By the 1990s, the company had constructed a state-of-the-art Material Recovery Facility at 1300 Loveridge Road in Pittsburg — a 40-acre industrial campus that would become the processing hub for recyclables from hundreds of thousands of East County residents. Municipal franchise agreements with Concord, Pittsburg, Brentwood, Oakley, Discovery Bay, and unincorporated communities gave the company the scale to invest in infrastructure that smaller operations could never have sustained.
In 2013, when Contra Costa County put its garbage and recycling franchise up for competitive bid in what the Mercury News described as a potential $1 billion deal, Garaventa prevailed over national competitor Republic Services — a testament to the trust the company had built with county government through decades of reliable, locally-rooted service. And in 2015, when Republic challenged the county's decision to route construction debris to Garaventa's recycling center, the Board of Supervisors voted 3-2 to stand by the local company.
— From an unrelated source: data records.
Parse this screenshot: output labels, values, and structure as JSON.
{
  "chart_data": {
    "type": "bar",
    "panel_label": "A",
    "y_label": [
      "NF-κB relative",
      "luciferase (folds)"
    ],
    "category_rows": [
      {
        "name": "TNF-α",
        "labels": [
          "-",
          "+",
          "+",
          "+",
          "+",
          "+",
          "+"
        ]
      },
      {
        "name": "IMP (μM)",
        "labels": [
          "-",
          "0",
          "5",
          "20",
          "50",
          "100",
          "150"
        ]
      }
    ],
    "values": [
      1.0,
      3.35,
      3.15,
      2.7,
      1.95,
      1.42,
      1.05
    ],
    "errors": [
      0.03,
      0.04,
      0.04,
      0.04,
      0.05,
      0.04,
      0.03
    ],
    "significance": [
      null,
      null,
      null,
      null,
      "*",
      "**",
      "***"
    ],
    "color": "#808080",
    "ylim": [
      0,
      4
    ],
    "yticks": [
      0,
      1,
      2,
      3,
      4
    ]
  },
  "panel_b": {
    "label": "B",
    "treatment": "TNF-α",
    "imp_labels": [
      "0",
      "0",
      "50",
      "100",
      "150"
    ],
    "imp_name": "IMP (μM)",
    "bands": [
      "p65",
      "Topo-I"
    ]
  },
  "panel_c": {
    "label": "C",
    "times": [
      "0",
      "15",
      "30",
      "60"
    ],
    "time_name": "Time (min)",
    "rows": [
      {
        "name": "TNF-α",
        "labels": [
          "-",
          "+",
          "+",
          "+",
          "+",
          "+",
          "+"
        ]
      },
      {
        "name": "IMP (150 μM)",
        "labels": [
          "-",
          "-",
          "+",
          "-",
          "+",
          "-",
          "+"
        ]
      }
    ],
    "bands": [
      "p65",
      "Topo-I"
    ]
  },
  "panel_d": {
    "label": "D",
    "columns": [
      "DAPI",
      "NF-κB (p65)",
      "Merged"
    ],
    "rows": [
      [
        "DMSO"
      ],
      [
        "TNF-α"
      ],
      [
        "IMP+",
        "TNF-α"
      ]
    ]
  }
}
In 2017, Garaventa rebranded as Mt. Diablo Resource Recovery to better reflect its environmental mission — a name change that captured something Lucia and Monte Albers had understood from the beginning: that building a community means taking responsibility for what it produces and what it discards.
Impact & Legacy
Today Mt. Diablo Resource Recovery serves over 300,000 residents across five jurisdictions in Contra Costa and Solano Counties, operating one of the region's most advanced recycling and resource recovery systems. The environmental infrastructure the Albers family helped build — from the Pittsburg MRF to the organics processing facility to the 140-truck fleet — is the invisible backbone of East County's sustainability efforts, diverting millions of pounds of material from landfills every year.